The one party spared Justice O’Connor’s criticism was A&L Laboratories, the private lab that tested Walkerton’s water. The lab found the contamination and promptly notified Mr. Koebel by both telephone and fax. It did not notify health or Environment officials: It was not obligated to do so under the law, and industry standards required it to protect its client’s confidential information. Justice O’Connor determined that A&L’s actions resulted from the government’s failure to enact a notification regulation. Had such a regulation been in place, he explained, “I am satisfied that A&L would have informed itself of the protocol and complied with it.”

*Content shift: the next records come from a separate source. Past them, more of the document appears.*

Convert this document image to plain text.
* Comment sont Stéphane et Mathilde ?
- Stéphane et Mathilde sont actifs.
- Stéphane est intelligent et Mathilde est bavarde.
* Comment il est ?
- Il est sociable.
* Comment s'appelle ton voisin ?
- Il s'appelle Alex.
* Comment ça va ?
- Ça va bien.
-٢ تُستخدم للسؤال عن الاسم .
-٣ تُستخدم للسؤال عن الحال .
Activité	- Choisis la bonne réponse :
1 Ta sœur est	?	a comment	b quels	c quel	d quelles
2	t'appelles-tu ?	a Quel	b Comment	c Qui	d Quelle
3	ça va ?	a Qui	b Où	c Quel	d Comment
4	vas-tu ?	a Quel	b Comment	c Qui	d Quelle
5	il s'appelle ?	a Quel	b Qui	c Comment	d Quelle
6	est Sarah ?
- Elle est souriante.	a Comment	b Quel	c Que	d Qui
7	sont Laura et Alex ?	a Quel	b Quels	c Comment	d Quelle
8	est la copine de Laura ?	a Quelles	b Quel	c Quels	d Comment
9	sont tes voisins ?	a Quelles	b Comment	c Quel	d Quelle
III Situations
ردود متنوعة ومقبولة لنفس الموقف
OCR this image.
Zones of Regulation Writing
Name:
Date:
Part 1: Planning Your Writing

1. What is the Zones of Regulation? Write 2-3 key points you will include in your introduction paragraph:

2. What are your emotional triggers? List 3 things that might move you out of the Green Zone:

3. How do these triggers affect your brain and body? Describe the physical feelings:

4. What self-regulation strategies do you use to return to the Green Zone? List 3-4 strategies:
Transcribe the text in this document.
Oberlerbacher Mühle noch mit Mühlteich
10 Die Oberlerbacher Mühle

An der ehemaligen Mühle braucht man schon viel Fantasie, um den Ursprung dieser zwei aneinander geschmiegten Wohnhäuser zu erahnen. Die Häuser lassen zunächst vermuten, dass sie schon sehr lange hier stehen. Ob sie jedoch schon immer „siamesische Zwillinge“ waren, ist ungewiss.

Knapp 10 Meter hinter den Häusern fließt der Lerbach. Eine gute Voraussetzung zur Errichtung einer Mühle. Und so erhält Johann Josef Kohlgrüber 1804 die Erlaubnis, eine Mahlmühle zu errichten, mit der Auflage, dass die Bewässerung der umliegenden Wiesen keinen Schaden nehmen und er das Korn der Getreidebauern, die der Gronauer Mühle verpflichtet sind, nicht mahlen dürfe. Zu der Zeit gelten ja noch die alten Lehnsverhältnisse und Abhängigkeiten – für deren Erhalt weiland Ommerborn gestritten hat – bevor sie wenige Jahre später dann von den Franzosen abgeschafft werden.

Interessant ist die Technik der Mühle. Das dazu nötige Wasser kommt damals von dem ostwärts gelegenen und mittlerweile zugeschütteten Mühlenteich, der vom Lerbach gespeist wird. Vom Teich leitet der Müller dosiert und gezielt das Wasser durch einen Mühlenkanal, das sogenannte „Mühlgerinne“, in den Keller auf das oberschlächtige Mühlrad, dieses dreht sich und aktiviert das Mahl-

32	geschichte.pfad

Despite clear evidence that the Walkerton tragedy resulted from massive public-sector failure, Ontario remains perversely committed to public water systems. Although David Caplan, Minister of Public Infrastructure Renewal, pays lip service to private financing of infrastructure, he has stressed that water-treatment systems must remain in public hands. Even private financing seems tenuous. After the announcement in this month’s budget of a five-year, $30-billion infrastructure investment plan, Mr. Caplan rushed to assure critics that private money will make up less than 10% of the total.

Greater private-sector participation — along with the capital, expertise, innovation, efficiency and accountability it promises — apparently demands a bolder commitment than our politicians can muster. And little wonder. As we learned from Walkerton, privatization kills. Ask almost anyone.